I remember standing on the UA football field during practice way back in 1977, about a month after the big Fleetwood Mac concert in Arizona Stadium, and underfoot were little marijuana plants mixed in with the usually perfectly manicured field. I thought to myself then that they would never legalize marijuana for sale under strict governmental guidelines—like alcohol—because it would be too easy to just grow one's own, whereas people aren't going to grow vodka in the backyard. Not on purpose, anyway. But they could damn sure grow their own marijuana.

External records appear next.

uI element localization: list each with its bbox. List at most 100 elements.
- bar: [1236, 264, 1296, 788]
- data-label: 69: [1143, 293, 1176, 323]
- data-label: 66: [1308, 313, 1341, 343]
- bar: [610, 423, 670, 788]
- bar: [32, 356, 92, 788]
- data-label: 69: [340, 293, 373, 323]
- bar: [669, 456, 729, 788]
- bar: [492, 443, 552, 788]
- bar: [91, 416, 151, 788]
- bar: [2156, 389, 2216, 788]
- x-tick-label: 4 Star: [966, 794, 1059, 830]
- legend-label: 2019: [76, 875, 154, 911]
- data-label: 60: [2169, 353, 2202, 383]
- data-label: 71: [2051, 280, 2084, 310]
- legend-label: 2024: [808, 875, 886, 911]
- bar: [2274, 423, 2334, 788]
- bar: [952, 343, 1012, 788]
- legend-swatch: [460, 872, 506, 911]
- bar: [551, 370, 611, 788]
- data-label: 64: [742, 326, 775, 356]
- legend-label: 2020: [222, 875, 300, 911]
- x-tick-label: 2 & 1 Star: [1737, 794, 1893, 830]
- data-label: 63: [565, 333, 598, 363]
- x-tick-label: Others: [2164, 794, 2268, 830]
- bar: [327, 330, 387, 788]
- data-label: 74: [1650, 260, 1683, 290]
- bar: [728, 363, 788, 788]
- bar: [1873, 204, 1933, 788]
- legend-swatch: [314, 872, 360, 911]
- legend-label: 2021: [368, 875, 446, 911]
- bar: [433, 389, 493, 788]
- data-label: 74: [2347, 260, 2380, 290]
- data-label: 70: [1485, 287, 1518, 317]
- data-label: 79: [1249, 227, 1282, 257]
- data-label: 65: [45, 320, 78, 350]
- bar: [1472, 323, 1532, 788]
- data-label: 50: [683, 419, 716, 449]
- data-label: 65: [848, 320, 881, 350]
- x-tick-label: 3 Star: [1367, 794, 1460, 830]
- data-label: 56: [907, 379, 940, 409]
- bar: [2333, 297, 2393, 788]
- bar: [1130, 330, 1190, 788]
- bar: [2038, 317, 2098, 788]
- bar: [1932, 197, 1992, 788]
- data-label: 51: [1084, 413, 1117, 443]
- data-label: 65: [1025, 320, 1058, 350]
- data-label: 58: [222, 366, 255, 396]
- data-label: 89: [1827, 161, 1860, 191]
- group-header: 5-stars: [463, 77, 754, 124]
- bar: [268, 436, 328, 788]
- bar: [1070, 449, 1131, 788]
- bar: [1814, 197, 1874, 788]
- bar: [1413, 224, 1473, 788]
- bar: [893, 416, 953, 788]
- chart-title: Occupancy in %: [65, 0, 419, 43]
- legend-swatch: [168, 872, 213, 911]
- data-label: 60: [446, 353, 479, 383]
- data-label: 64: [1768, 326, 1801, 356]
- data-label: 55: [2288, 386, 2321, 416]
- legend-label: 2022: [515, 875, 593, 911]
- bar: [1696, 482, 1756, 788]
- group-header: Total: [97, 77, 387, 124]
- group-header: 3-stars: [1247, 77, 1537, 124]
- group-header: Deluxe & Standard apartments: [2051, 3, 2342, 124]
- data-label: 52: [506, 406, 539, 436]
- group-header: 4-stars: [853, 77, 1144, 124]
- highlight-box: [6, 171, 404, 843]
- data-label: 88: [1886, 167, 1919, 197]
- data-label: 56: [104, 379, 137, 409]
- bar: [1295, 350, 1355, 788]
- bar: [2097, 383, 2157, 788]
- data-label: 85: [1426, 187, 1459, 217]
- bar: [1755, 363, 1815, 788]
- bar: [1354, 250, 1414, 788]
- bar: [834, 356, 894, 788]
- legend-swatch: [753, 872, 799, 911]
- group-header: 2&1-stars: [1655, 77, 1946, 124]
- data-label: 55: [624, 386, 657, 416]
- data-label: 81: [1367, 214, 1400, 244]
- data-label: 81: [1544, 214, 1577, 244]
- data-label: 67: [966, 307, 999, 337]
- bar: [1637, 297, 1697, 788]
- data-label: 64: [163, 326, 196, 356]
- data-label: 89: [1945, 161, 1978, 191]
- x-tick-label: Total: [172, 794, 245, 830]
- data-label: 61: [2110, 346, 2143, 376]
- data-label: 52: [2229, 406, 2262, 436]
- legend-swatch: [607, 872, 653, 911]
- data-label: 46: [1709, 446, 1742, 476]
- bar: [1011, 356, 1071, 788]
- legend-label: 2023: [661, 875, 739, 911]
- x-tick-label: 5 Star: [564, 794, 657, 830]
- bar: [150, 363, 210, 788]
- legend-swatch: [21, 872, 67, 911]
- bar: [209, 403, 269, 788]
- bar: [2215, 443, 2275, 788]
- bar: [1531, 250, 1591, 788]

And 14-year-olds could grow it just as easily as 24-year-olds, rendering useless the argument that government control of it would stop underage pot-smoking (just like government control has stopped underage drinking).

Anyway, according to a big article in USA Today, attitudes and laws concerning marijuana are changing.Prosecutors and judges who have thrown countless people in jail and/or prison for marijuana-related crimes now favor a treatment approach. Legislators see dollar signs, and pot- smokers who have been fighting for decades to at least decriminalize—if not completely legalize—the stuff see a ray of hope. (They also see really pretty colors, even when the Grateful Dead are performing. The colors actually get prettier when the Dead stop playing.)

It's already been completely decriminalized in Maine and Alaska. In the latter case, the bill that did so was called Maybe This Will Make Being an Alaskan Less of a Living Hell Act. (Nonetheless, the clown who has won the Iditarod dog-sled race in each of the past few years complained that he wasn't able to smoke marijuana during this year's event, because organizers enacted drug-testing. Yeah, there's a sport.)

If marijuana is legalized in the United States, I don't think there will be a spike in its usage. There will always be that subgroup of people consisting of hedonists, addicts, experimenters, bad musicians and the I-Can't-Cope-So-I-Smoke-Dope crowd, no matter what. The baby boomers who started smoking marijuana and never really quit will probably feel vindicated that their decades-long cacophony of, "Oh wow, man," finally wore society down.

But I think that the baby boomers could have a dampening effect as well. When that 14-year-old kid arrives at his own personal crossroads as to whether to try drugs or not, it might go like this:

Kid 1: Hey, man, you wanna try some of this? It'll help you forget about the math quiz.

Kid 2: Naw, dude. How lame is that? My grandfather smokes that stuff!